If we increase the image size, we get a much higher-quality images:


png("hiResChol.png", width=8*480, height=8*480)
ggplot(met, aes(x=Strain, y=Cholesterol, fill=Diet)) +
  geom_boxplot(outlier.shape = NA) + 
  geom_point(position=position_jitterdodge(jitter.width = 0.1, dodge.width = 0.75)) +
  ylab("Cholesterol Level (mg/dl)") +
  ggtitle("Cholesterol Level by Mouse Strain and Diet")
dev.off()

The problem now is that the text is too small to see. Text size is not measured in pixels, but in point size.

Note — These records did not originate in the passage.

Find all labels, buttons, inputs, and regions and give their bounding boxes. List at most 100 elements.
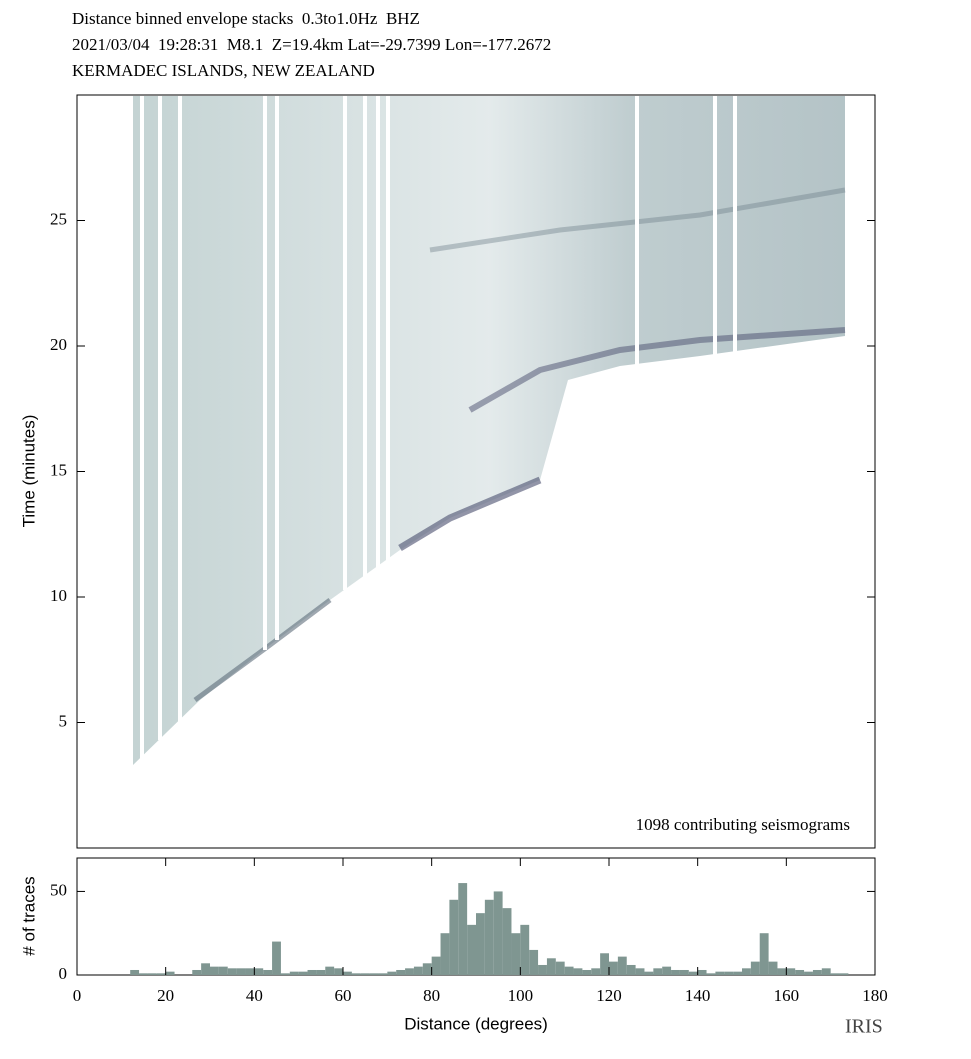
histogram-bar <box>520 924 530 975</box>
histogram-bar <box>405 968 414 975</box>
histogram-bar <box>236 968 246 975</box>
logo: IRIS <box>845 1016 883 1038</box>
histogram-bar <box>360 973 370 975</box>
histogram-bar <box>706 973 716 975</box>
histogram-bar <box>759 933 769 975</box>
histogram-bar <box>307 969 317 975</box>
histogram-bar <box>555 961 565 975</box>
histogram-bar <box>502 908 512 975</box>
y-tick-label: 50 <box>50 880 67 899</box>
histogram-bar <box>298 971 308 975</box>
histogram-bar <box>768 961 778 975</box>
x-axis-label: Distance (degrees) <box>404 1014 548 1033</box>
x-tick-label: 0 <box>73 986 82 1005</box>
histogram-bar <box>218 966 228 975</box>
histogram-bar <box>280 973 290 975</box>
chart-subtitle: 2021/03/04 19:28:31 M8.1 Z=19.4km Lat=-2… <box>72 35 551 54</box>
histogram-bar <box>210 966 219 975</box>
histogram-bar <box>387 971 397 975</box>
histogram-bar <box>600 953 609 975</box>
histogram-bar <box>742 968 751 975</box>
histogram-bar <box>130 969 140 975</box>
histogram-bar <box>795 969 805 975</box>
histogram-bar <box>821 968 831 975</box>
histogram-bar <box>272 941 281 975</box>
x-tick-label: 80 <box>423 986 440 1005</box>
histogram-bar <box>201 963 210 975</box>
y-tick-label: 0 <box>59 964 68 983</box>
histogram-bar <box>830 973 840 975</box>
histogram-bar <box>812 969 822 975</box>
histogram-bar <box>192 969 202 975</box>
histogram-bar <box>422 963 432 975</box>
x-tick-label: 100 <box>508 986 534 1005</box>
histogram-bar <box>378 973 388 975</box>
histogram-bar <box>679 969 689 975</box>
histogram-bar <box>440 933 450 975</box>
histogram-bar <box>733 971 742 975</box>
y-tick-label: 10 <box>50 586 67 605</box>
histogram-bar <box>591 968 601 975</box>
histogram-bar <box>688 971 698 975</box>
histogram-bar <box>538 964 547 975</box>
y-axis-label: Time (minutes) <box>19 415 38 528</box>
y-tick-label: 5 <box>59 711 68 730</box>
x-tick-label: 140 <box>685 986 711 1005</box>
chart-title: Distance binned envelope stacks 0.3to1.0… <box>72 9 420 28</box>
histogram-bar <box>458 883 468 975</box>
histogram-bar <box>147 973 157 975</box>
histogram-bar <box>396 969 406 975</box>
histogram-bar <box>786 968 796 975</box>
histogram-bar <box>715 971 725 975</box>
histogram-bar <box>484 899 494 975</box>
histogram-bar <box>467 924 476 975</box>
x-tick-label: 40 <box>246 986 263 1005</box>
histogram-bar <box>227 968 237 975</box>
histogram-bar <box>351 973 361 975</box>
x-tick-label: 60 <box>335 986 352 1005</box>
histogram-bar <box>609 961 618 975</box>
histogram-bar <box>511 933 521 975</box>
histogram-bar <box>476 913 485 975</box>
x-tick-label: 160 <box>774 986 800 1005</box>
histogram-bar <box>254 968 264 975</box>
histogram-bar <box>564 966 574 975</box>
histogram-bar <box>289 971 299 975</box>
histogram-bar <box>369 973 379 975</box>
annotation: 1098 contributing seismograms <box>636 815 850 834</box>
histogram-bar <box>750 961 760 975</box>
y-tick-label: 15 <box>50 460 67 479</box>
chart-subtitle: KERMADEC ISLANDS, NEW ZEALAND <box>72 61 375 80</box>
histogram-bar <box>626 964 636 975</box>
histogram-bar <box>671 969 680 975</box>
histogram-bar <box>165 971 175 975</box>
histogram-bar <box>582 969 592 975</box>
y-tick-label: 20 <box>50 335 67 354</box>
histogram-bar <box>662 966 672 975</box>
histogram-bar <box>245 968 255 975</box>
histogram-bar <box>431 956 441 975</box>
histogram-bar <box>263 969 273 975</box>
histogram-bar <box>697 969 707 975</box>
x-tick-label: 120 <box>596 986 622 1005</box>
histogram-bar <box>617 956 627 975</box>
x-tick-label: 180 <box>862 986 888 1005</box>
histogram-bar <box>334 968 343 975</box>
histogram-bar <box>413 966 423 975</box>
histogram-bar <box>325 966 335 975</box>
histogram-bar <box>573 968 583 975</box>
histogram-bar <box>449 899 459 975</box>
histogram-bar <box>644 971 654 975</box>
histogram-bar <box>316 969 326 975</box>
y-axis-label: # of traces <box>19 876 38 955</box>
histogram-bar <box>546 958 556 975</box>
histogram-bar <box>139 973 148 975</box>
histogram-bar <box>156 973 166 975</box>
histogram-bar <box>839 973 849 975</box>
histogram-bar <box>777 968 787 975</box>
x-tick-label: 20 <box>157 986 174 1005</box>
histogram-bar <box>635 968 645 975</box>
histogram-bar <box>724 971 734 975</box>
histogram-bar <box>343 971 352 975</box>
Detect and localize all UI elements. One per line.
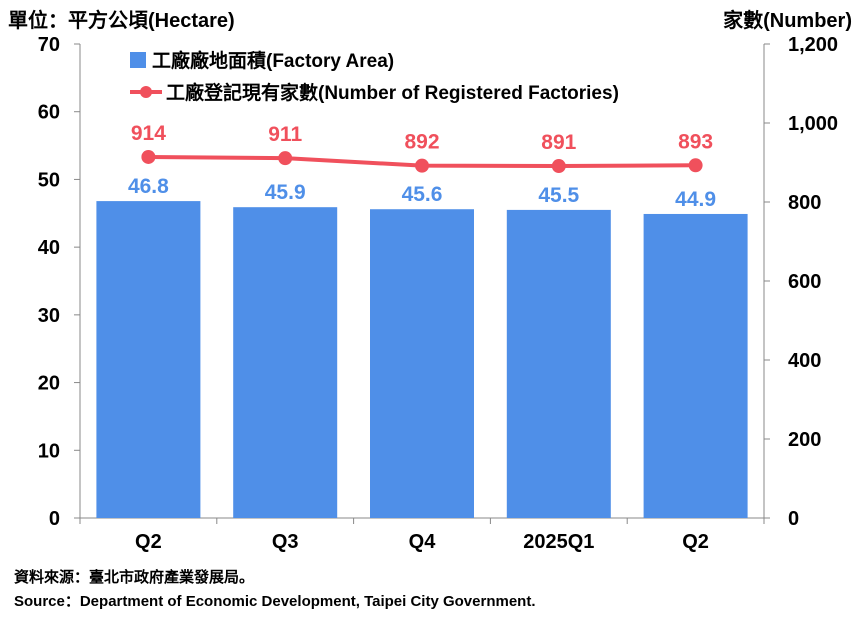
bar-data-label: 44.9 <box>675 188 716 211</box>
right-axis-tick-label: 800 <box>788 192 821 214</box>
legend-label-factory-area: 工廠廠地面積(Factory Area) <box>152 49 394 72</box>
left-axis-tick-label: 70 <box>38 34 60 56</box>
line-data-label: 911 <box>268 123 302 146</box>
source-note-english: Source：Department of Economic Developmen… <box>14 593 536 610</box>
line-point-registered-factories <box>141 149 156 164</box>
right-axis-tick-label: 1,200 <box>788 34 838 56</box>
left-axis-tick-label: 20 <box>38 373 60 395</box>
right-axis-tick-label: 200 <box>788 429 821 451</box>
x-axis-tick-label: 2025Q1 <box>523 531 594 553</box>
factory-chart: 0 10 20 30 40 50 60 70 0 200 400 600 800 1,000 1,200 Q2… <box>38 34 838 553</box>
left-axis-tick-label: 60 <box>38 102 60 124</box>
line-point-registered-factories <box>278 151 293 166</box>
legend-marker-registered-factories <box>140 86 152 98</box>
line-data-label: 891 <box>541 131 576 154</box>
left-axis-tick-label: 50 <box>38 169 60 191</box>
bar-data-label: 45.6 <box>402 183 443 206</box>
bar-factory-area <box>370 209 474 519</box>
right-axis-tick-label: 0 <box>788 508 799 530</box>
bar-data-label: 45.9 <box>265 181 306 204</box>
left-axis-tick-label: 10 <box>38 440 60 462</box>
legend-label-registered-factories: 工廠登記現有家數(Number of Registered Factories) <box>166 81 619 104</box>
x-axis-tick-label: Q4 <box>409 531 437 553</box>
left-axis-tick-label: 30 <box>38 305 60 327</box>
line-data-label: 893 <box>678 130 713 153</box>
left-axis-tick-label: 0 <box>49 508 60 530</box>
line-data-label: 914 <box>131 122 166 145</box>
line-data-label: 892 <box>404 131 439 154</box>
line-point-registered-factories <box>551 159 566 174</box>
right-axis-tick-label: 1,000 <box>788 113 838 135</box>
x-axis-tick-label: Q2 <box>682 531 709 553</box>
source-note-chinese: 資料來源：臺北市政府產業發展局。 <box>14 569 255 586</box>
line-point-registered-factories <box>415 158 429 173</box>
left-axis-unit-label: 單位：平方公頃(Hectare) <box>8 10 235 32</box>
bar-factory-area <box>233 207 338 519</box>
bar-factory-area <box>96 201 201 518</box>
x-axis-tick-label: Q3 <box>272 531 299 553</box>
bar-factory-area <box>643 213 748 518</box>
x-axis-tick-label: Q2 <box>135 531 162 553</box>
bar-factory-area <box>506 209 611 518</box>
bar-data-label: 45.5 <box>538 184 579 207</box>
line-point-registered-factories <box>688 158 703 173</box>
right-axis-tick-label: 600 <box>788 271 821 293</box>
left-axis-tick-label: 40 <box>38 237 60 259</box>
right-axis-tick-label: 400 <box>788 350 821 372</box>
legend-swatch-factory-area <box>130 52 146 68</box>
right-axis-unit-label: 家數(Number) <box>723 10 852 32</box>
bar-data-label: 46.8 <box>128 175 169 198</box>
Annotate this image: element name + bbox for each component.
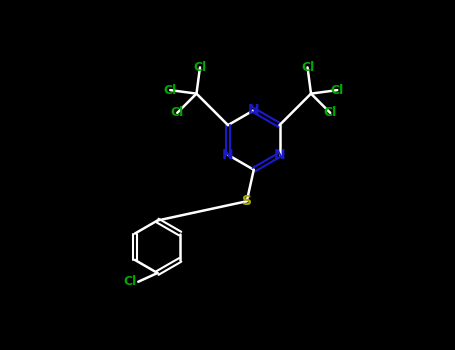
Text: Cl: Cl	[171, 106, 184, 119]
Text: N: N	[274, 148, 285, 162]
Text: S: S	[242, 194, 252, 208]
Text: Cl: Cl	[193, 61, 207, 74]
Text: N: N	[222, 148, 234, 162]
Text: N: N	[248, 103, 259, 117]
Text: Cl: Cl	[324, 106, 337, 119]
Text: Cl: Cl	[123, 275, 136, 288]
Text: Cl: Cl	[331, 84, 344, 97]
Text: Cl: Cl	[164, 84, 177, 97]
Text: Cl: Cl	[301, 61, 314, 74]
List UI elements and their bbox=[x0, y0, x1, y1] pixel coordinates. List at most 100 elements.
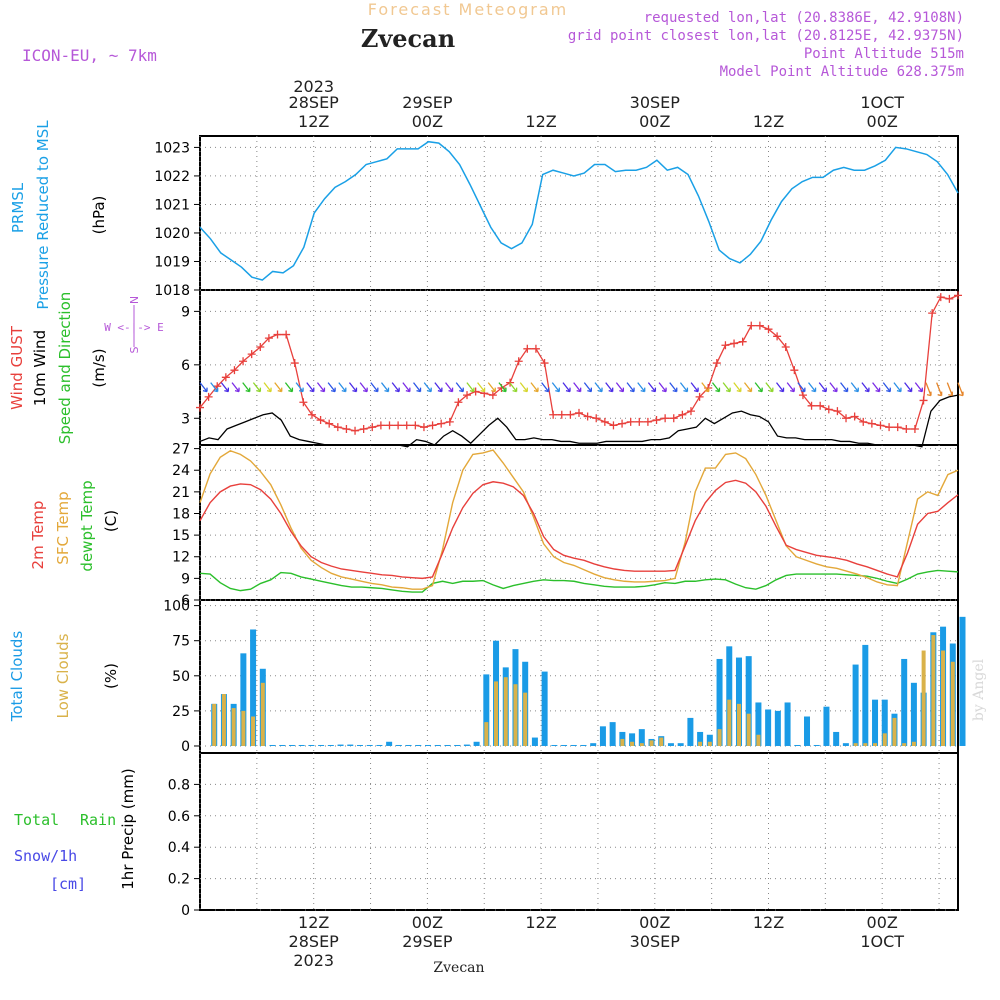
gust-marker bbox=[385, 421, 394, 430]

Usually, there are 72 points to an inch, so these units are in "print size", not "image size". We can control this with the res parameter, which scales the point size, and effectively determines the number of points per pixel.


png("hiResChol.png", width=4*480, height=4*480, res=4*72)
ggplot(met, aes(x=Strain, y=Cholesterol, fill=Diet)) +
  geom_boxplot(outlier.shape = NA) + 
  geom_point(position=position_jitterdodge(jitter.width = 0.1, dodge.width = 0.75)) +
  ylab("Cholesterol Level (mg/dl)") +
  ggtitle("Cholesterol Level by Mouse Strain and Diet")
dev.off()